Why don’t we just call out peaks in the data instead of trying to walk people through it from start to finish? Just let them look at the peaks in the data and focus on the gaps in a way that feels fun. Why can’t it remind people of something fun that they want to go and use.

I love Spotify wrapped! We’ve definitely talked about it in our own reporting and how people interact with the hiring data they see. It’s so shareable and in a weird way, helps you identify your year through such a unique lens, even though, of course it’s not unique ’cause millions of people use Spotify, but it’s still unique to you.

That’s it. Even though millions of people use the platform, people feel such a sense of ownership over their Wrapped, it tells a story for your life, doesn’t it? So my wrapped, eight years ago before I had 3 kids, would‘ve been totally different. It would’ve been filled with dubstep, cool music, BBC 6, new emerging artists. I was even working at timeout at one point when I was listening to all this all is cool stuff.

And now it’s the Encanto soundtrack. Ridiculous. My kids have totally taken over and I don’t have any time to discover anything new, but still it tells the story of my life, it’s great.

So true. Amazing. Okay. I have two last questions. Based off of what you just talked about, If GEC had to be a genre of music what would it be? What genre of music would it fit in?

Love that question! We would definitely be 80s, maybe some sort of 80s funk. I’d say something that you can rollerskate to with a neon headband. Me and my co-founder listen to a lot of 80s tunes and send 80s gifs to each other a lot. She’s a child of the 70s I’m a child of the 80s, so maybe like 1979 to 1982 type vibe.

Amazing. I love the idea of someone in a neon headband skating around as the mascot for GEC. Lastly, you work in the DEI space and as we think of this topic of finding needles in haystacks, or finding a product solution, or finding the right people to work on it, what hope do you have for the future of work in terms of DEI?

Yes, I’ve got two hopes. The first hope is that organisations start focusing on outcomes instead of how many hours people are spending on reaching those outcomes or where they are whilst they’re doing it. At the GEC we don’t care where our employees work, what time they work. We work on outcomes and if customers are happy, and things are going well, who cares if they do it from a beach in Barbados? I don’t care if it’s at three o’clock in the morning, if that’s when you want to work, great.

And the second hope is that people start taking a chance on people more. Because I think we are still relying too much on our frames of reference when we are bringing people into organisations — when we’re choosing who to work with.
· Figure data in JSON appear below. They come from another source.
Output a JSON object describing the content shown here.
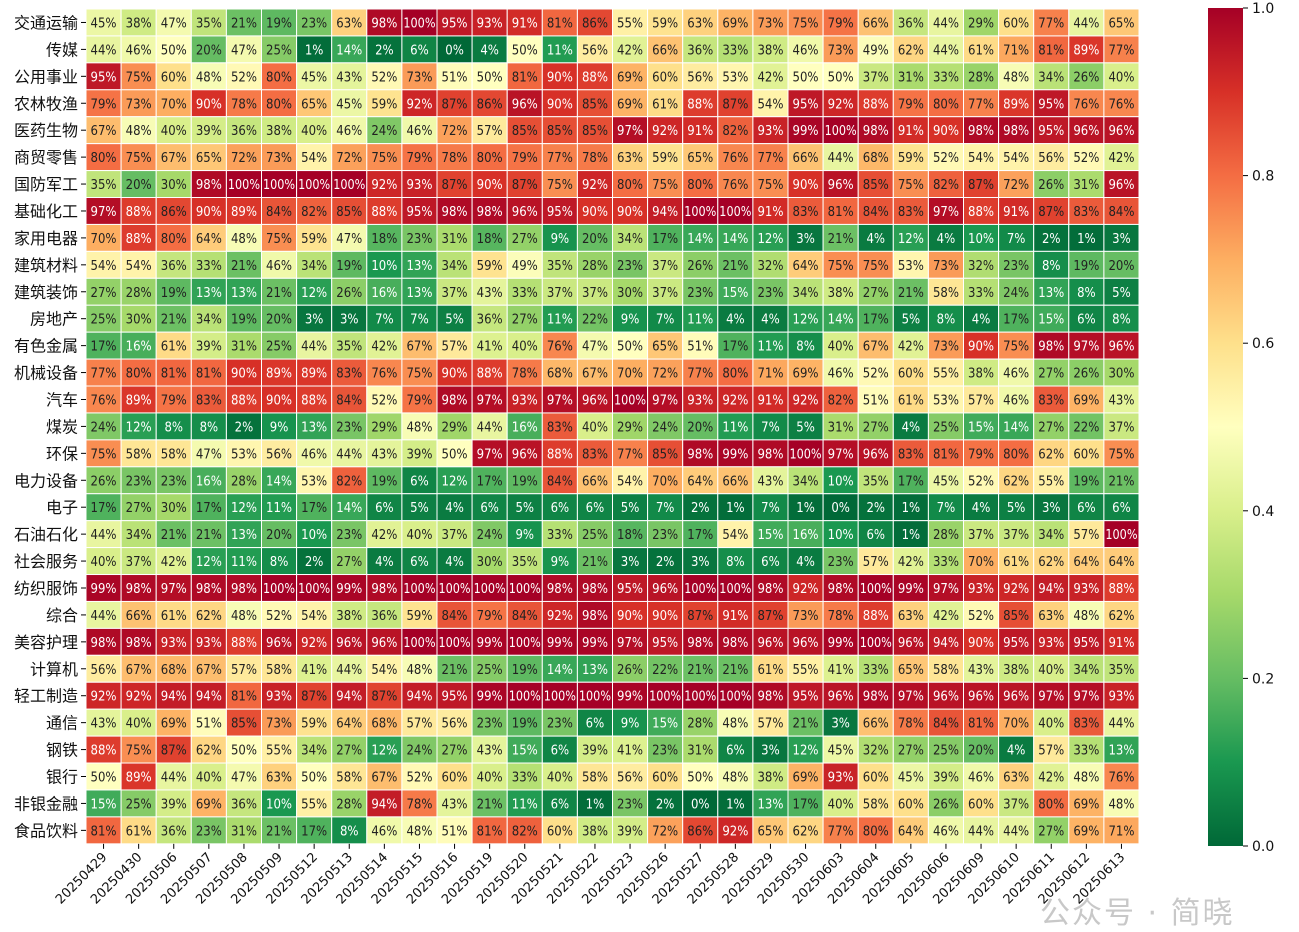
{
  "chart_data": {
    "type": "heatmap",
    "title": "",
    "xlabel": "",
    "ylabel": "",
    "value_format": "percent",
    "colormap": "RdYlGn_r",
    "colorbar": {
      "range": [
        0,
        1
      ],
      "ticks": [
        "0.0",
        "0.2",
        "0.4",
        "0.6",
        "0.8",
        "1.0"
      ]
    },
    "x_categories": [
      "20250429",
      "20250430",
      "20250506",
      "20250507",
      "20250508",
      "20250509",
      "20250512",
      "20250513",
      "20250514",
      "20250515",
      "20250516",
      "20250519",
      "20250520",
      "20250521",
      "20250522",
      "20250523",
      "20250526",
      "20250527",
      "20250528",
      "20250529",
      "20250530",
      "20250603",
      "20250604",
      "20250605",
      "20250606",
      "20250609",
      "20250610",
      "20250611",
      "20250612",
      "20250613"
    ],
    "y_categories": [
      "交通运输",
      "传媒",
      "公用事业",
      "农林牧渔",
      "医药生物",
      "商贸零售",
      "国防军工",
      "基础化工",
      "家用电器",
      "建筑材料",
      "建筑装饰",
      "房地产",
      "有色金属",
      "机械设备",
      "汽车",
      "煤炭",
      "环保",
      "电力设备",
      "电子",
      "石油石化",
      "社会服务",
      "纺织服饰",
      "综合",
      "美容护理",
      "计算机",
      "轻工制造",
      "通信",
      "钢铁",
      "银行",
      "非银金融",
      "食品饮料"
    ],
    "values": [
      [
        45,
        38,
        47,
        35,
        21,
        19,
        23,
        63,
        98,
        100,
        95,
        93,
        91,
        81,
        86,
        55,
        59,
        63,
        69,
        73,
        75,
        79,
        66,
        36,
        44,
        29,
        60,
        77,
        44,
        65
      ],
      [
        44,
        46,
        50,
        20,
        47,
        25,
        1,
        14,
        2,
        6,
        0,
        4,
        50,
        11,
        56,
        42,
        66,
        36,
        33,
        38,
        46,
        73,
        49,
        62,
        44,
        61,
        71,
        81,
        89,
        77
      ],
      [
        95,
        75,
        60,
        48,
        52,
        80,
        45,
        43,
        52,
        73,
        51,
        50,
        81,
        90,
        88,
        69,
        60,
        56,
        53,
        42,
        50,
        50,
        37,
        31,
        33,
        28,
        48,
        34,
        26,
        40
      ],
      [
        79,
        73,
        70,
        90,
        78,
        80,
        65,
        45,
        59,
        92,
        87,
        86,
        96,
        90,
        85,
        69,
        61,
        88,
        87,
        54,
        95,
        92,
        88,
        79,
        80,
        77,
        89,
        95,
        76,
        76
      ],
      [
        67,
        48,
        40,
        39,
        36,
        38,
        40,
        46,
        24,
        46,
        72,
        57,
        85,
        85,
        85,
        97,
        92,
        91,
        82,
        93,
        99,
        100,
        98,
        91,
        90,
        98,
        98,
        95,
        96,
        96
      ],
      [
        80,
        75,
        67,
        65,
        72,
        73,
        54,
        72,
        75,
        79,
        78,
        80,
        79,
        77,
        78,
        63,
        59,
        65,
        76,
        77,
        66,
        44,
        68,
        59,
        52,
        54,
        54,
        56,
        52,
        42
      ],
      [
        35,
        20,
        30,
        98,
        100,
        100,
        100,
        100,
        92,
        93,
        87,
        90,
        87,
        75,
        92,
        80,
        75,
        80,
        76,
        75,
        90,
        96,
        85,
        75,
        82,
        87,
        72,
        26,
        31,
        96
      ],
      [
        97,
        88,
        86,
        90,
        89,
        84,
        82,
        85,
        88,
        95,
        98,
        98,
        96,
        95,
        90,
        90,
        94,
        100,
        100,
        91,
        83,
        81,
        84,
        83,
        97,
        88,
        91,
        87,
        83,
        84
      ],
      [
        70,
        88,
        80,
        64,
        48,
        75,
        59,
        47,
        18,
        23,
        31,
        18,
        27,
        9,
        20,
        34,
        17,
        14,
        14,
        12,
        3,
        21,
        4,
        12,
        4,
        10,
        7,
        2,
        1,
        3
      ],
      [
        54,
        54,
        36,
        33,
        21,
        46,
        34,
        19,
        10,
        13,
        34,
        59,
        49,
        35,
        28,
        23,
        37,
        26,
        21,
        32,
        64,
        75,
        75,
        53,
        73,
        32,
        23,
        8,
        19,
        20
      ],
      [
        27,
        28,
        19,
        13,
        13,
        21,
        12,
        26,
        16,
        13,
        37,
        43,
        33,
        37,
        37,
        30,
        37,
        23,
        15,
        23,
        34,
        38,
        27,
        21,
        58,
        33,
        24,
        13,
        8,
        5
      ],
      [
        25,
        30,
        21,
        34,
        19,
        20,
        3,
        3,
        7,
        7,
        5,
        36,
        27,
        11,
        22,
        9,
        7,
        11,
        4,
        4,
        12,
        14,
        17,
        5,
        8,
        4,
        17,
        15,
        6,
        8
      ],
      [
        17,
        16,
        61,
        39,
        31,
        25,
        44,
        35,
        42,
        67,
        57,
        41,
        40,
        76,
        47,
        50,
        65,
        51,
        17,
        11,
        8,
        40,
        67,
        42,
        73,
        90,
        75,
        98,
        97,
        96
      ],
      [
        77,
        80,
        81,
        81,
        90,
        89,
        89,
        83,
        76,
        75,
        90,
        88,
        78,
        68,
        67,
        70,
        72,
        77,
        80,
        71,
        69,
        46,
        52,
        60,
        55,
        38,
        46,
        27,
        26,
        30
      ],
      [
        76,
        89,
        79,
        83,
        88,
        90,
        88,
        84,
        52,
        79,
        98,
        97,
        93,
        97,
        96,
        100,
        97,
        93,
        92,
        91,
        92,
        82,
        51,
        61,
        53,
        57,
        46,
        83,
        69,
        43
      ],
      [
        24,
        12,
        8,
        8,
        2,
        9,
        13,
        23,
        29,
        48,
        29,
        44,
        16,
        83,
        40,
        29,
        24,
        20,
        11,
        7,
        5,
        31,
        27,
        4,
        25,
        15,
        14,
        27,
        22,
        37
      ],
      [
        75,
        58,
        58,
        47,
        53,
        56,
        46,
        44,
        43,
        39,
        50,
        97,
        96,
        88,
        83,
        77,
        85,
        98,
        99,
        98,
        100,
        97,
        96,
        83,
        81,
        79,
        80,
        62,
        60,
        75
      ],
      [
        26,
        23,
        23,
        16,
        28,
        14,
        53,
        82,
        19,
        6,
        12,
        17,
        19,
        84,
        66,
        54,
        70,
        64,
        66,
        43,
        34,
        10,
        35,
        17,
        45,
        52,
        62,
        55,
        19,
        21
      ],
      [
        17,
        27,
        30,
        17,
        12,
        11,
        17,
        14,
        6,
        5,
        4,
        6,
        5,
        6,
        6,
        5,
        7,
        2,
        1,
        7,
        1,
        0,
        2,
        1,
        7,
        4,
        5,
        3,
        6,
        6
      ],
      [
        44,
        34,
        21,
        21,
        13,
        20,
        10,
        23,
        42,
        40,
        37,
        24,
        9,
        33,
        25,
        18,
        23,
        17,
        54,
        15,
        16,
        10,
        6,
        1,
        28,
        37,
        37,
        34,
        57,
        100
      ],
      [
        40,
        37,
        42,
        12,
        11,
        8,
        2,
        27,
        4,
        6,
        4,
        30,
        35,
        9,
        21,
        3,
        2,
        3,
        8,
        6,
        4,
        23,
        57,
        42,
        33,
        70,
        61,
        62,
        64,
        64
      ],
      [
        99,
        98,
        97,
        98,
        98,
        100,
        100,
        99,
        98,
        100,
        100,
        100,
        100,
        98,
        98,
        95,
        96,
        100,
        100,
        98,
        92,
        98,
        100,
        99,
        97,
        93,
        92,
        94,
        93,
        88
      ],
      [
        44,
        66,
        61,
        62,
        48,
        52,
        54,
        38,
        36,
        59,
        84,
        79,
        84,
        92,
        98,
        90,
        90,
        87,
        91,
        87,
        73,
        78,
        88,
        63,
        42,
        52,
        85,
        63,
        48,
        62
      ],
      [
        98,
        98,
        93,
        93,
        88,
        96,
        92,
        96,
        96,
        100,
        100,
        99,
        100,
        99,
        99,
        97,
        95,
        98,
        98,
        96,
        96,
        99,
        100,
        96,
        94,
        90,
        95,
        93,
        95,
        91
      ],
      [
        56,
        67,
        68,
        67,
        57,
        58,
        41,
        44,
        54,
        48,
        21,
        25,
        19,
        14,
        13,
        26,
        22,
        21,
        21,
        61,
        55,
        41,
        33,
        65,
        58,
        43,
        38,
        40,
        34,
        35
      ],
      [
        92,
        92,
        94,
        94,
        81,
        93,
        87,
        94,
        87,
        94,
        95,
        99,
        100,
        100,
        100,
        99,
        100,
        100,
        100,
        98,
        95,
        96,
        98,
        97,
        96,
        96,
        96,
        97,
        97,
        93
      ],
      [
        43,
        40,
        69,
        51,
        85,
        73,
        59,
        64,
        68,
        57,
        56,
        23,
        19,
        23,
        6,
        9,
        15,
        28,
        48,
        57,
        21,
        3,
        66,
        78,
        84,
        81,
        70,
        40,
        83,
        44
      ],
      [
        88,
        75,
        87,
        62,
        50,
        55,
        34,
        27,
        12,
        24,
        27,
        43,
        15,
        6,
        39,
        41,
        23,
        31,
        6,
        3,
        12,
        45,
        32,
        27,
        25,
        20,
        4,
        57,
        33,
        13
      ],
      [
        50,
        89,
        44,
        40,
        47,
        63,
        50,
        58,
        67,
        52,
        60,
        40,
        33,
        40,
        58,
        56,
        60,
        50,
        48,
        38,
        69,
        93,
        60,
        45,
        39,
        46,
        63,
        42,
        48,
        76
      ],
      [
        15,
        25,
        39,
        69,
        36,
        10,
        55,
        28,
        94,
        78,
        43,
        21,
        11,
        6,
        1,
        23,
        2,
        0,
        1,
        13,
        17,
        40,
        58,
        60,
        26,
        60,
        37,
        80,
        69,
        48
      ],
      [
        81,
        61,
        36,
        23,
        31,
        21,
        17,
        8,
        46,
        48,
        51,
        81,
        82,
        60,
        38,
        39,
        72,
        86,
        92,
        65,
        62,
        77,
        80,
        64,
        46,
        44,
        44,
        27,
        69,
        71
      ]
    ]
  },
  "watermark": "公众号 · 简晓"
}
Great things have happened to me when I’ve taken a chance on someone when I’ve been totally unsure, but there’s something about them that I thought ‘I think that you can do this’ and I wanna see you do it, and I want to be there when you do it.

Everyone I’ve taken a chance on even though it’s quite a leap into the unknown, I’ve always been pleasantly surprised. So I would say every single time you get the option to give someone the benefit of the doubt, choose that one, because you’re not only helping that person, you’re busting your own biases. Every single time you do that, You’re reprogramming your biases. You’ll see successful results from that kind of person and you’ll do it again and again.